Remember to take breaks
- Don’t remain sitting still for long periods. It isn’t good for your body and can have some serious effects over time. Do take regular breaks to spend time away from your desk. It can also be difficult to tear yourself away from your laptop if you’re worried people might think you’re not working, but that doesn’t mean you shouldn’t take adequate breaks.
- Leave your desk for lunch and take advantage of being at home to walk the dog and get some fresh air. In the office, your day is normally broken up by everything from meetings to water-cooler chats but when you are at home on your own with no face-to-face interactions planned, it can be easy to just work for long, unbroken periods.
- Take the time to make proper meals, have snacks and drink regularly.
- Be aware of what can distract you. Being in an office provides a limited number of ways to get distracted but when you start working in a new environment (especially a very familiar one) it can be easy to let yourself get distracted i.e. by television or social media.
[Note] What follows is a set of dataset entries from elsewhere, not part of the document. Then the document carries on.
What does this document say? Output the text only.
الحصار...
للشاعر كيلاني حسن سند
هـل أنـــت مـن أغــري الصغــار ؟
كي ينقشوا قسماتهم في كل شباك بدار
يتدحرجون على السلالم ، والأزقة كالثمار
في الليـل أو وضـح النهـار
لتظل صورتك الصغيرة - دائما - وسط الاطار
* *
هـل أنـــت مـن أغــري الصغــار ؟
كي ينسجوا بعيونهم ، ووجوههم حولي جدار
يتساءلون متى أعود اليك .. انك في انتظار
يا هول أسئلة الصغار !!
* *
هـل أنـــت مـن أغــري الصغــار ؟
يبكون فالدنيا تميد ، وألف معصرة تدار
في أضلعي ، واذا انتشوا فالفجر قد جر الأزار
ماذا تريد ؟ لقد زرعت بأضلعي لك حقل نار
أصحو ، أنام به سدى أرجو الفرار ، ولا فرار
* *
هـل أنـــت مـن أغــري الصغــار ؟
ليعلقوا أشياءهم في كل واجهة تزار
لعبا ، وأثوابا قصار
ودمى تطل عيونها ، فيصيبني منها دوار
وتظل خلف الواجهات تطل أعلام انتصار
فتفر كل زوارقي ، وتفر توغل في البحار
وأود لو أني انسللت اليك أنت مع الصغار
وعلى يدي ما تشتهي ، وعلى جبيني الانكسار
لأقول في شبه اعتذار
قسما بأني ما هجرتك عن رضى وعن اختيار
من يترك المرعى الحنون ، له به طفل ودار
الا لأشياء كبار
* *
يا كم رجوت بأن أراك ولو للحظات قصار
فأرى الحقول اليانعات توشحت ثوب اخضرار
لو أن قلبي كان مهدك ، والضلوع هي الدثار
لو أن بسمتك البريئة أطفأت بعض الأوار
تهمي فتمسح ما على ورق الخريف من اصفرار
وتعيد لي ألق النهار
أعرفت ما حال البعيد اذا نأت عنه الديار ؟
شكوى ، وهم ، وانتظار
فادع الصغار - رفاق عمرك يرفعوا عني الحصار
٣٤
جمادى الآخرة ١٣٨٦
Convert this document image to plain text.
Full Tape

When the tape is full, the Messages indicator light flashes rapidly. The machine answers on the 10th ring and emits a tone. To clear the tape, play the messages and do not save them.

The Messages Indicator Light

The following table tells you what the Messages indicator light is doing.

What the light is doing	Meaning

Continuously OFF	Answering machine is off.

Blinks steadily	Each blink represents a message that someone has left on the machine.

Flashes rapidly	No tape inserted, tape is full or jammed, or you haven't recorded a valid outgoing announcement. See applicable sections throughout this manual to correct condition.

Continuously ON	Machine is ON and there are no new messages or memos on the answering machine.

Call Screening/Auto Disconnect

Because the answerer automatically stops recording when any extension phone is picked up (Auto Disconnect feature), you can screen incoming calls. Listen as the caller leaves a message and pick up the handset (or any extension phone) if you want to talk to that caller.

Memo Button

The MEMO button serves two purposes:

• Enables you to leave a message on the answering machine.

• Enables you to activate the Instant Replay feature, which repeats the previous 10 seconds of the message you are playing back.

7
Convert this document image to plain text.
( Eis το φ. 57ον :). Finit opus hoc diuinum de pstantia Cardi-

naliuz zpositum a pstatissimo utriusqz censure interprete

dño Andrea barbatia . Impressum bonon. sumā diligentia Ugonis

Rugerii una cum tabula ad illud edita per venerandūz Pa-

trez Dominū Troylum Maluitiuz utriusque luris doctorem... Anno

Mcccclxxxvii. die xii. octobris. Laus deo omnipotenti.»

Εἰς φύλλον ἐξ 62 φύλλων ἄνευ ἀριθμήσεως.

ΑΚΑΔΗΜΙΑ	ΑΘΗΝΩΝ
- Educate the people close to you and set firm boundaries on when you can be interrupted and when you can’t – a dedicated workspace will help if this is possible within your home environment.
- It may beneficial to work in 45 to 60-minute chunks of focused work followed by a short break to break the day up and maintain your concentration levels.
- Ensure you keep up social interactions and stay motivated. Unless you’re in quarantine or self-isolating, working from home shouldn’t mean that you don’t leave the house at all or don’t see anyone.
- Don’t miss out on socialising with colleagues by calling them rather than using email or messaging and turn on your video/webcam so you can interact properly.
Stay in touch with your team
- Frequent team meetings or daily “scrum calls” will enable you to share information and assess workloads.
- Have regular one-to-ones with your line manager.
In these challenging times, remembering these tips and putting them into practice may be of help if you are feeling increased strain. Hopefully they will also help you to keep things running smoothly so you can carry on working productively at home throughout this period. These Guidance Notes from the NHS offer additional advice.